What's Love Got To Do With It? review: Lily James in a well-meaning but misguided rom-com
Culture-clash tale about a British-Pakistani arranged marriage turns into the hapless story of a white filmmaker's sad love life
From My Big Fat Greek Wedding to Bride & Prejudice to the recent Netflix comedy You People, culture clashes are a romcom staple, the perfect recipe for built-in tension and contrasting aesthetics, and the jumping off point for misunderstandings and hijinks. The latest romantic comedy to tackle culture clashes—though in a much more substantial and direct way—is director Shekhar Kapoor’s What’s Love Got To Do With It, written and produced by Jemima Khan, who’s also known for producing excellent documentaries like We Steal Secrets: The Story of WikiLeaks. Though the film undoubtedly raises a number of intriguing questions about the tradition of arranged marriages in a dating app world, it fails to live up to its potential, instead ending up charmless and at times even tone-deaf.
Starring Lily James and Shazad Latif, What’s Love Got to Do With It follows Zoe (James), an award-winning documentary filmmaker who’s unlucky in love and fresh out of ideas for her next film. After learning that her childhood best friend Kaz (Latif) has agreed to let his Pakistani parents find him a bride, Zoe decides Kaz and his bride-to-be (Sajal Aly) are the perfect subjects for her next documentary. But as the wedding day grows nearer, cracks begin to show in what Zoe thought would be a cut-and-dried story, and her own romantic history threatens to ruin the lives of Kaz and his family.
The idea at the core of What’s Love Got to Do With It is rock-solid. Early on, the film explicitly highlights the hypocrisy of Westerners turning their nose up at the idea of an arranged marriage when nearly half of all marriages in the U.K. end in divorce. A film earnestly exploring someone’s contrasting desire to honor their cultural heritage while reconciling their own modern attitudes about romance is compelling on its own.
But where What’s Love fails is in framing the story not as a tale of Kaz’s deeply personal dilemma, but as a portrait of Zoe’s professional struggles and her inability to find love. Between Zoe’s use of banal Disney princess metaphors (she tells her young charges about Cinderella “breaking glass ceilings instead of glass slippers”), her repeated bouts of self-pity and her complaints that she can’t find a man, she’s also remarkably unlikable. She’s a poor friend who’s constantly making the wrong ethical decisions and meddling with the lives of Kaz and his family. She harbors her own romantic feelings for Kaz but is unable to reconcile her personal beliefs about arranged marriage, continually pestering him to explain why he’s put up a “burka around [his] whole identity.”

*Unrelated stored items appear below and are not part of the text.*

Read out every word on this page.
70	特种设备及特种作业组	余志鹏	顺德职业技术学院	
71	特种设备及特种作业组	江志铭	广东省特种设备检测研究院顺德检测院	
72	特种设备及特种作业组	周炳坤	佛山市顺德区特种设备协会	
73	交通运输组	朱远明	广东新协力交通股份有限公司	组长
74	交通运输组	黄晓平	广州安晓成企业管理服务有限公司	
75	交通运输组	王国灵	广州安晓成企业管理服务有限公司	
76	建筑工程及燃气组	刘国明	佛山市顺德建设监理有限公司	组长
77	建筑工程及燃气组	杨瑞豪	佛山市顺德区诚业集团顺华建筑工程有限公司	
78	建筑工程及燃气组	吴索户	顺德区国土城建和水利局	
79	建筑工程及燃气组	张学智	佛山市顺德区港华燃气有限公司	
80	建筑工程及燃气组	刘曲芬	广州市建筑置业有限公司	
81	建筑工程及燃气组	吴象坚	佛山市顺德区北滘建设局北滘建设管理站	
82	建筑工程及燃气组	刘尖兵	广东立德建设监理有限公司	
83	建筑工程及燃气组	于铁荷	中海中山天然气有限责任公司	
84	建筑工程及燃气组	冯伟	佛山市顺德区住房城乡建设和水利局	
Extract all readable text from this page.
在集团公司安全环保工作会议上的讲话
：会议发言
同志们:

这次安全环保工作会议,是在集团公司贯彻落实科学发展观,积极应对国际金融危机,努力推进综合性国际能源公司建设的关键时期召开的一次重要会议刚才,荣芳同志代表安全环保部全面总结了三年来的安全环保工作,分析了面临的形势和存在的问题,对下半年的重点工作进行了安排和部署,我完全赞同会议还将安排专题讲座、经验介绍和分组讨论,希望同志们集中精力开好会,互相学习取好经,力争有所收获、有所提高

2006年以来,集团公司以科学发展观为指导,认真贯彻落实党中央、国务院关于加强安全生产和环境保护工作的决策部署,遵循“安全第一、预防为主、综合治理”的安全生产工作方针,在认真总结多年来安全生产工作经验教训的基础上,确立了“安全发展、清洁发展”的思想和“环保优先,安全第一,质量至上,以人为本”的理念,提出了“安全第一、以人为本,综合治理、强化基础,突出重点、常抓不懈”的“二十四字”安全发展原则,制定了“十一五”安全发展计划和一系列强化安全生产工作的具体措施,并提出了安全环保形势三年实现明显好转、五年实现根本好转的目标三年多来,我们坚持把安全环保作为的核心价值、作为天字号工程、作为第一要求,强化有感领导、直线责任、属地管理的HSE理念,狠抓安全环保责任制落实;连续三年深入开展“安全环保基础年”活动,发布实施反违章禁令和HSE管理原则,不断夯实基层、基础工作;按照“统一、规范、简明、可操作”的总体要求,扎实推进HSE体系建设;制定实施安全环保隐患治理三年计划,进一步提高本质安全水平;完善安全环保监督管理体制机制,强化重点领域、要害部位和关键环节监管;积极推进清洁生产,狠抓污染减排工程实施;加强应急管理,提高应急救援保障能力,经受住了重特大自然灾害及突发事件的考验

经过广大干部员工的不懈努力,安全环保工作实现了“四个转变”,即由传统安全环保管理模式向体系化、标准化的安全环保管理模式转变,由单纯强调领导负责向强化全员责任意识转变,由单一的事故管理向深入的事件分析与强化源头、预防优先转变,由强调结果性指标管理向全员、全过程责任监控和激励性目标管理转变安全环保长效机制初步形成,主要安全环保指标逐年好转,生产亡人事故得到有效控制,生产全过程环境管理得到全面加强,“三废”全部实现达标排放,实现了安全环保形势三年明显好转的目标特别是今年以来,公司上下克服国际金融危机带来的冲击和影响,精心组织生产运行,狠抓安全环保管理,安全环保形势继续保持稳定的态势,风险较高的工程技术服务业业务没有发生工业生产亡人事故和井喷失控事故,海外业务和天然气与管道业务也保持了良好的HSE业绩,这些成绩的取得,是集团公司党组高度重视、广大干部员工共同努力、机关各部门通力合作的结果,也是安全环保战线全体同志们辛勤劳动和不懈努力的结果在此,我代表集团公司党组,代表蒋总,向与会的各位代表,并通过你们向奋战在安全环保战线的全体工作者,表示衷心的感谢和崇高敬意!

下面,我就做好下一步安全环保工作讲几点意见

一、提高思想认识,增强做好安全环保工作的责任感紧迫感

Even more frustrating is that Zoe is contrasted by other hapless white characters who are explicitly intended to be prejudiced or insensitive: her eccentric mother Cath (Emma Thompson) serves as the film’s comic relief, twirling messily in choreographed Lollywood dance numbers and exclaiming that Pakistani weddings are “wonderfully exotic” because they make her feel like a “glorious concubine.” Granted, Cath does have a very endearing friendship with Kaz’s mother Aisha (Shabana Azmi). Their dynamic is a charming and familiar one that makes effective use of their contrasting cultural norms but also their similar personalities and devotion to their children. At the same time, Cath is that familiar archetype: the older parent or relative whose prejudices we’re meant to shrug off as an “age thing” and simply laugh at disbelievingly.
What’s Love Got to Do With It finds its most effective and moving moments when it spends time with Kaz and his family: his initially curt, borderline standoffish wife (Aly) is a wonderfully complex character who reveals her own clashing set of desires. The film is at its best when exploring the messy, undeniable emotions that contribute to taking part in an arranged marriage. And it does so with earnestness and compassion.
Tragically, these moments are few and far between, and the ones we do get are warped into moments of triumph for Zoe, the savior who has made reconciliation possible thanks to her filmmaking. Kaz and his family are more case studies than full-fledged characters like Zoe, and the film suffers for it.
In some respects, the dreariness of the tone is a testament to how effective this concept might’ve worked as a drama—it’s easy to forget it’s meant to be a romantic comedy. Zoe and Kaz are both angsty, self-involved leads who spend most of the film pining and feuding in indecision, not quite right for comic hijinks, but also not passionate or intimate enough to create interesting sparks. James and Latif are both talented, but the tepid script and the film’s bizarre tone crush any possibility of chemistry.
Though it sets out with noble intentions, What’s Love Got to Do With It is inelegant and reductive. It’s a well-meaning but misguided film that ends up playing into the same prejudices and preconceptions its characters are meant to be challenging. The lack of chemistry between its leads and its struggles with pacing and tone render this would-be romcom absent of both “rom” and “com.”